Just when the 747-8’s production rate was ramped down at its Everett facility (state of Washington), Boeing announced that the 737’s production rate will be ramped up at its Renton, Washington facility , from its existing 38 airplanes per month, to 42 per month in the first half of 2014, and next 47 airplanes per month in 2017, the highest rate ever for its best-selling airliner. Boeing currently has more than 3,400 unfilled orders across the 737 family, which includes the 737Max.
Airbus, in contrast, has 4,223 unfilled orders across the Airbus A320 family, which includes the A320NEO. Across its global production facilities, Airbus already produces 42 airplanes a month since 2012, the highest-ever rate for any commercial aircraft, and has no immediate plans for a production ramp up over concerns of supply chain fragility.

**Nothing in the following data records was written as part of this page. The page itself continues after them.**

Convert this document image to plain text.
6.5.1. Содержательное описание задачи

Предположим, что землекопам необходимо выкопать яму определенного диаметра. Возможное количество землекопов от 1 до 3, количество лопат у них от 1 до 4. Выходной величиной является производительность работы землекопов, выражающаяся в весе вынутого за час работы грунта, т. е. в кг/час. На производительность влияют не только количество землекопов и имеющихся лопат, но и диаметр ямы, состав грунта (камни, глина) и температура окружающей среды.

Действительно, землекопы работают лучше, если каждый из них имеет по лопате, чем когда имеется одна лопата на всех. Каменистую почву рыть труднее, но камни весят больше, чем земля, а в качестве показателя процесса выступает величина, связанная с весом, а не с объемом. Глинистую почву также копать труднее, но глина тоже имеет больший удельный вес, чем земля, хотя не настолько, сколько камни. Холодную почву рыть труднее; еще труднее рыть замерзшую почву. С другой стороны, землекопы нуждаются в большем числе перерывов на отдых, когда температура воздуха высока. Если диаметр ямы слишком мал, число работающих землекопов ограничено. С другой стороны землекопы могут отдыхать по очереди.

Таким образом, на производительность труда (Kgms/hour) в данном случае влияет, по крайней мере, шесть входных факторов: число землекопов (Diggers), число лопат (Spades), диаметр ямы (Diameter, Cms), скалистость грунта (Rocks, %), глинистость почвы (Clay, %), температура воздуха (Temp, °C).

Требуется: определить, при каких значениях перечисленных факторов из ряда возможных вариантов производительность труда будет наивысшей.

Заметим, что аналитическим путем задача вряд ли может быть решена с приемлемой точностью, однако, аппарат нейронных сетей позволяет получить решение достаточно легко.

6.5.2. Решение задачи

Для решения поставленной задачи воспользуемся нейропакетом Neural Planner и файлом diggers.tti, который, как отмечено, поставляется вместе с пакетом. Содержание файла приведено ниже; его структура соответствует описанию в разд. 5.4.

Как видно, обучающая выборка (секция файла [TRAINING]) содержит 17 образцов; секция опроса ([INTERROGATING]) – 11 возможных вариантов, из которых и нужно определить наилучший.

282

The A320 Family is produced on two Airbus assembly lines in Europe: Toulouse, France and Hamburg, Germany; which have been complemented by an additional facility in China. Toulouse is home to the initial assembly line, building A320s; Hamburg has responsibility for the A318, A319 and A321; while Tianjin assembles A319s and A320s.
Tianjin is Airbus’ first assembly facility located outside of Europe, resulting from a joint venture involving Airbus with a Chinese consortium comprising the Tianjin Free Trade Zone (TJFTZ) and China Aviation Industry Corporation (AVIC).
Joining this network will be a new A320 Family production facility in Mobile, Alabama USA, which is to build A319, A320 and A321 jetliners beginning in 2015.
Boeing, however, produces the Boeing 737 only at its Renton facility.
Boeing announced that it will adjust the production rate for the 747-8 program from 1.75 airplanes to 1.5 airplanes per month through 2015 because of lower market demand for large passenger and freighter airplanes.
“This production adjustment better aligns us with near-term demand while stabilizing our production flow, and better positions the program to offer the 747-8’s compelling economics and performance when the market recovers,” said Eric Lindblad, vice president and general manager, 747 Program, Boeing Commercial Airplanes. “Although we are making a small adjustment to our production rate, it doesn’t change our confidence in the 747-8 or our commitment to the program.”
The company expects long-term average growth in the air cargo market to begin returning in 2014, and forecasts global demand for 760 large airplanes (such as the 747-8) over the next 20 years, valued at $280 billion. The large aircraft market is unpredictable, but Boeing had attempted to predict it during the A380 program: that the market was shifting away from very large airplanes to smaller ones. In 2012, Boeing Commercial Airplanes marketing vice president Randy Tinseth had said, referring to historic statistics “demand has been met by more flights to more places, rather than by bigger aircraft." He pointed out that the outlook figure for large-aircraft demand had fallen.
The trend is toward lower capacity, large twin engine aircraft that are more fuel efficient and cost effective.
Lufthansa is already considering an early 747-8 retirement, replacing it with the 777-9X. Lufthansa CEO Christoph Franz has stated his preference for a twin over a quad jet, simply because of the inherent efficiencies.
To date, the 747-8 has accumulated 107 orders for passenger and cargo versions, 56 of which have been delivered. Of these, the 747-8I, the passenger version, has orders for only 40 units, of which 17 have been delivered. 9 have been delivered to Lufthansa, the only airline operator of the type, and 8 to VIP customers: Prince Sultan Bin Abdulaziz, Royal Flight Oman, State of Kuwait, Qatar Amiri Flight (3), and the United Arab Emirates Government.
The first delivery at the new production rate is expected in early 2014. According to Boeing, The production rate change is not expected to have a significant financial impact.